Having to face the difficulties of being an athlete in a small town for most of my life, I have seen first-hand what is lacking in this community: coaching, funding, and lack of enthusiasm/passion/spirit.
Quality coaching is a luxury many take for granted. It can mean the difference between a NorWOSSA championship and a national championship or a regional and a provincial medal. But how do small towns attract quality coaches or—possibly more important—train quality coaches? Funding. Funding programs in a small, rural community is a difficult task for most organizations and clubs. Smaller population size means fewer resources to pull from and fewer dollars to be shared around.
Tying everything together is a lack of commitment.
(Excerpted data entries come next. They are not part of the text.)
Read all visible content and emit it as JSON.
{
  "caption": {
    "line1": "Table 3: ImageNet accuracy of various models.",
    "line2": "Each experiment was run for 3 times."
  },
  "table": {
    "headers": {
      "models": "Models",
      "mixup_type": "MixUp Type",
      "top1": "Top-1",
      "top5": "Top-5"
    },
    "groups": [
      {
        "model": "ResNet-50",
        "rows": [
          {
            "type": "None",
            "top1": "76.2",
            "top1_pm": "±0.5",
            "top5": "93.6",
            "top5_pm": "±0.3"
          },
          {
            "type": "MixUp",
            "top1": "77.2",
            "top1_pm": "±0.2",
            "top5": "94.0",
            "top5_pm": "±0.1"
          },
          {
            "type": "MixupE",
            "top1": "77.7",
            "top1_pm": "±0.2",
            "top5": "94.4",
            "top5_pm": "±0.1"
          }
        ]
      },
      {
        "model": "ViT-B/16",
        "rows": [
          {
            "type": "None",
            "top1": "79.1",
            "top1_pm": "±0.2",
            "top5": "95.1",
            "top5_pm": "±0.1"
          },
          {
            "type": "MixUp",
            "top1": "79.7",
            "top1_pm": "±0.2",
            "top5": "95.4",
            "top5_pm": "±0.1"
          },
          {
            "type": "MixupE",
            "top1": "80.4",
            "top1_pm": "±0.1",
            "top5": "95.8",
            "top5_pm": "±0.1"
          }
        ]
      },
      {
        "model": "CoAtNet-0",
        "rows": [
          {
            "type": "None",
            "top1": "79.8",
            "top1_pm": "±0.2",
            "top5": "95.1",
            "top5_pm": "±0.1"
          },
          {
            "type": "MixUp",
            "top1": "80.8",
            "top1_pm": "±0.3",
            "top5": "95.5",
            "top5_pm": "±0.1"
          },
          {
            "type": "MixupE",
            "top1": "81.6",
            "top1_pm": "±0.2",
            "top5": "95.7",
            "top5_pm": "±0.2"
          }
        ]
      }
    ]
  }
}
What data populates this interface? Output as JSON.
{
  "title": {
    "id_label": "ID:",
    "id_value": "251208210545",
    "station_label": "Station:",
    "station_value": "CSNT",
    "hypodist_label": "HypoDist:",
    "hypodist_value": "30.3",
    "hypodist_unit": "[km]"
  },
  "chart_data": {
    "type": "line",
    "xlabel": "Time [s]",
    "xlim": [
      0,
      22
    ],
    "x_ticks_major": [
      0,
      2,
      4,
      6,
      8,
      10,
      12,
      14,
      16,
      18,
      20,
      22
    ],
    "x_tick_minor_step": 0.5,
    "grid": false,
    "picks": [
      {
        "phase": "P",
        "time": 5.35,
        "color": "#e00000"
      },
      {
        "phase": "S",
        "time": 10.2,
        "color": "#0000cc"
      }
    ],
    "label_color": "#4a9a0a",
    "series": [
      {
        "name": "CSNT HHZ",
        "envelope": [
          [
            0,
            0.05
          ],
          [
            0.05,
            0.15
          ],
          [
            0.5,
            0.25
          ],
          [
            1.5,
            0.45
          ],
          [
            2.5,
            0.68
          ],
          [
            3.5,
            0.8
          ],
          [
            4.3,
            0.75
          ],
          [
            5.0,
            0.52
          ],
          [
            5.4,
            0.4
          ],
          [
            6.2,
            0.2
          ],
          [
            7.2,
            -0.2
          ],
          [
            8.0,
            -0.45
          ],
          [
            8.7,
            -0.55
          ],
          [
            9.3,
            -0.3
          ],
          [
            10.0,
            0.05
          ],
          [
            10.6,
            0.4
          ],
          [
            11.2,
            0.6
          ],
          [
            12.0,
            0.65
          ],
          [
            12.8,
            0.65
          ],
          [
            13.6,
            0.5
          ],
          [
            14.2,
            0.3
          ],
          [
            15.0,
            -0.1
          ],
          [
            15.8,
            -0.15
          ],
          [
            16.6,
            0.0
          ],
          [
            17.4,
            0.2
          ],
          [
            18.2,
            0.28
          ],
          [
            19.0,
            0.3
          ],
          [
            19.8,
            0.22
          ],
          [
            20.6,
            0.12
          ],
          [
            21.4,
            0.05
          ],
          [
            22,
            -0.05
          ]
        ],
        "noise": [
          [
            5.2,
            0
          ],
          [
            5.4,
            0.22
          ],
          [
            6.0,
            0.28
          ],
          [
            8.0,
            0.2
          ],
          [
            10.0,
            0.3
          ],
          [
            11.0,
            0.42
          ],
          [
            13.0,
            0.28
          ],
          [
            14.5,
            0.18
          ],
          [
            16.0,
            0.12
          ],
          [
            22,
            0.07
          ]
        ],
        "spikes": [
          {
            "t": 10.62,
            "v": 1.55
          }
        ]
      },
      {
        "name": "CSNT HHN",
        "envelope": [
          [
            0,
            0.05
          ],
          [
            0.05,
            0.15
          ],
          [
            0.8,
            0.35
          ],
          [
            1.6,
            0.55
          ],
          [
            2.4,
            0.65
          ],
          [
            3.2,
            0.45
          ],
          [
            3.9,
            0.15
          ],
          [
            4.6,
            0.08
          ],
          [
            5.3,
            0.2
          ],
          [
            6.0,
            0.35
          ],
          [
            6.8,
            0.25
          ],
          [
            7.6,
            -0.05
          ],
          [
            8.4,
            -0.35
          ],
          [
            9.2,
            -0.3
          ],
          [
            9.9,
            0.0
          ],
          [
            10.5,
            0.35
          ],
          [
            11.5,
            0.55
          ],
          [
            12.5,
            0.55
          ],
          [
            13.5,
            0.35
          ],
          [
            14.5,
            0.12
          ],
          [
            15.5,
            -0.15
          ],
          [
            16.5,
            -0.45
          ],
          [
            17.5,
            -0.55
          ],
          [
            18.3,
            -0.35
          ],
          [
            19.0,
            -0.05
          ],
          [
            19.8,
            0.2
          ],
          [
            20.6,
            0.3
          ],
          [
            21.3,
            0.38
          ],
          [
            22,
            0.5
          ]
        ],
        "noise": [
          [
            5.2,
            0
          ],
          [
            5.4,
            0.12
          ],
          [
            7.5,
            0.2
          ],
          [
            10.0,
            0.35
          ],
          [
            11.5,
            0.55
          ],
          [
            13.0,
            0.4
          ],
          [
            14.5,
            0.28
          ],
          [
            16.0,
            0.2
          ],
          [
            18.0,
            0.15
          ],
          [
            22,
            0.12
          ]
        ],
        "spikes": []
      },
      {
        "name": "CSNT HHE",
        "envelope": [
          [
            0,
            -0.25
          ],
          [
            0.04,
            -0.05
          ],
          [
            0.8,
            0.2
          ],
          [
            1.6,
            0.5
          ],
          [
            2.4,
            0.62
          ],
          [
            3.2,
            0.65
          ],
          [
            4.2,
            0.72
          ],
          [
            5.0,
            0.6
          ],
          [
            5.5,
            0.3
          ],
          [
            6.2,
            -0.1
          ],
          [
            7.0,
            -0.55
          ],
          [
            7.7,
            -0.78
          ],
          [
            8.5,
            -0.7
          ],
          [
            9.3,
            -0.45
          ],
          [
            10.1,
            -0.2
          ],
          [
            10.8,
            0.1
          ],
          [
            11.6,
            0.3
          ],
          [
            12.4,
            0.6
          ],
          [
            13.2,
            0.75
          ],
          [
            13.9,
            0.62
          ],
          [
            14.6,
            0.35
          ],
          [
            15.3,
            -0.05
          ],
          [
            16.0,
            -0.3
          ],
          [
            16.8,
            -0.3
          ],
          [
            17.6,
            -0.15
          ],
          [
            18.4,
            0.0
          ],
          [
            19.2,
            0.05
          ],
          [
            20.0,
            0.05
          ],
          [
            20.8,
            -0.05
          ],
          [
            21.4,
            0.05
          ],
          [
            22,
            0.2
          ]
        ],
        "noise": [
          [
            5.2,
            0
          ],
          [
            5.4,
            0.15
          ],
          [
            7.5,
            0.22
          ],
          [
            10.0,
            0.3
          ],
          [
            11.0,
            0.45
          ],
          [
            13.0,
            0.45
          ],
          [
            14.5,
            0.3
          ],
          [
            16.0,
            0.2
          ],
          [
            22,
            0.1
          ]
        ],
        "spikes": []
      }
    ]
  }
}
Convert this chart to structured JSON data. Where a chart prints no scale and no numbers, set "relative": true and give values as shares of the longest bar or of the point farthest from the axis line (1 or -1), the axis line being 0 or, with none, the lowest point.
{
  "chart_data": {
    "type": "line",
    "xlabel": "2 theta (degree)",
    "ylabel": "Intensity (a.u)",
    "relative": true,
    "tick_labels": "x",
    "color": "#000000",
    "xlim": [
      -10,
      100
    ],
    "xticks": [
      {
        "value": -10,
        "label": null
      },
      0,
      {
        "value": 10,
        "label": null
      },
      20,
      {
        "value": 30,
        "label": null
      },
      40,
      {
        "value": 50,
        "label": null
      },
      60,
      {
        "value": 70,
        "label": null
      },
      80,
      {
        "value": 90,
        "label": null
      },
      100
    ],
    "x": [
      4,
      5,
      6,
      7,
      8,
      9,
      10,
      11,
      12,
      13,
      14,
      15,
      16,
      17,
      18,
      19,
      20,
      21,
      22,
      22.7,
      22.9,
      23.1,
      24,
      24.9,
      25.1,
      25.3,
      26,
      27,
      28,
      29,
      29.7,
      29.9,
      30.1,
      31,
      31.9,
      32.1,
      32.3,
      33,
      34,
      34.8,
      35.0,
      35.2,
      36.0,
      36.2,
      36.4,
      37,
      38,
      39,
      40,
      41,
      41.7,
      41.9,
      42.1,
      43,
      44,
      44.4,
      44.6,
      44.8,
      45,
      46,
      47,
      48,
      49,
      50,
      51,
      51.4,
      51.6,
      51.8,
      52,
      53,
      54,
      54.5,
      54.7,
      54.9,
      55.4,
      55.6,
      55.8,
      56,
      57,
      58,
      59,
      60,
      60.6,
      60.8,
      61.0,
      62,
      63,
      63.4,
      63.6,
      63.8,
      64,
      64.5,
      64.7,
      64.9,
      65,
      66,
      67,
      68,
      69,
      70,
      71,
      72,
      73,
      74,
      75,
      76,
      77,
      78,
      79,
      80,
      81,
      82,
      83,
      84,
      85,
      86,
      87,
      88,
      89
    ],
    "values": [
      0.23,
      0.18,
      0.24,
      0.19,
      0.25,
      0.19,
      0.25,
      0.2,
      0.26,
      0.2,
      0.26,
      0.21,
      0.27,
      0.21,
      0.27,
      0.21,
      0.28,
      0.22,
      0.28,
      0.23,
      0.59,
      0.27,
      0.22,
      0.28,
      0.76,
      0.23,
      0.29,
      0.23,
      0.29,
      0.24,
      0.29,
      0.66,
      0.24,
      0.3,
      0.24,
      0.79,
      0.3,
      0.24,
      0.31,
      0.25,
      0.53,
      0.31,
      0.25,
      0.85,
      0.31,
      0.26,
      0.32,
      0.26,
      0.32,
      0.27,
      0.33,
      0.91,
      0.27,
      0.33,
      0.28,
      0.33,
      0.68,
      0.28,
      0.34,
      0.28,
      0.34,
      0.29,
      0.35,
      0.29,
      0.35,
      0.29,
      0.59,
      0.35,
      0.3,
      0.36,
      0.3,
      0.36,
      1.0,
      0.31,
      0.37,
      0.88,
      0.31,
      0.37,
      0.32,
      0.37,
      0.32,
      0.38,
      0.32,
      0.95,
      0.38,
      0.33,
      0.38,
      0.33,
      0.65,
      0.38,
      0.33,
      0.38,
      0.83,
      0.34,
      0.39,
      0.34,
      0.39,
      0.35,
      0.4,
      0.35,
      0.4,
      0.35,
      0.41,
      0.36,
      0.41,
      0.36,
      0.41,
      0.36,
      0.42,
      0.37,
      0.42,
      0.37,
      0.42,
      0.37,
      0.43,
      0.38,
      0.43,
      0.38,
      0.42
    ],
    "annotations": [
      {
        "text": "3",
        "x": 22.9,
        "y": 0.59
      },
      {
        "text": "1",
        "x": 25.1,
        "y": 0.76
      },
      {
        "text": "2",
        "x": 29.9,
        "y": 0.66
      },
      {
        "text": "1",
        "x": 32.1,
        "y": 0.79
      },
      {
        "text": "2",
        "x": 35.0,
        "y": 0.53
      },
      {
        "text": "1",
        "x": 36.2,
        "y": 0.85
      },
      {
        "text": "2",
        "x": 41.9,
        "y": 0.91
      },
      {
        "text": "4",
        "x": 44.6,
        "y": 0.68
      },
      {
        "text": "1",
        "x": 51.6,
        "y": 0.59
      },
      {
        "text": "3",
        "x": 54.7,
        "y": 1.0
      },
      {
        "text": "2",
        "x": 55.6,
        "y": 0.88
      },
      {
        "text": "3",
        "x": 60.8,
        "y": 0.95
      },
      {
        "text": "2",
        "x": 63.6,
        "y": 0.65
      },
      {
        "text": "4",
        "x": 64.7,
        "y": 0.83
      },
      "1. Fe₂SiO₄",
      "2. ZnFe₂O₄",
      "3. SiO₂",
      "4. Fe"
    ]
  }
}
This so-called spirit for sport, or lack thereof, is fundamental to why athletes cannot succeed in a small town. We have kids believing that because they play minor hockey in Red Lake/Rams, they won’t be scouted to play in the NHL one day. Athletes stunted by location, that are not striving for their athletic dreams simply because they are “from Red Lake.”
We need more young athletes determined to not let coming from a small town limit their drive and expectations. In order for this to happen, our athletes will require more community support—adults stepping up and becoming TRUE coaches, and businesses stepping up and providing funding for clubs other than the staple hockey programs.
There is no reason why athletes should feel restricted and burdened by living in a small town like Red Lake and relocating to see their dreams through to fruition shouldn’t be a necessity. I am not saying that every person participating in activities (hockey, figure skating, gymnastics, skiing, etc.) will have the desire to make this engagement a long term commitment and want to succeed globally, but I do believe that we need to make opportunities available to our youth. Without providing such opportunities, our youth will not see or reach their potential.
So let’s improve our thinking. Initially this has to start with the athletes themselves. Stand up and let others know what you are thinking, what you need, and what barriers are in your way.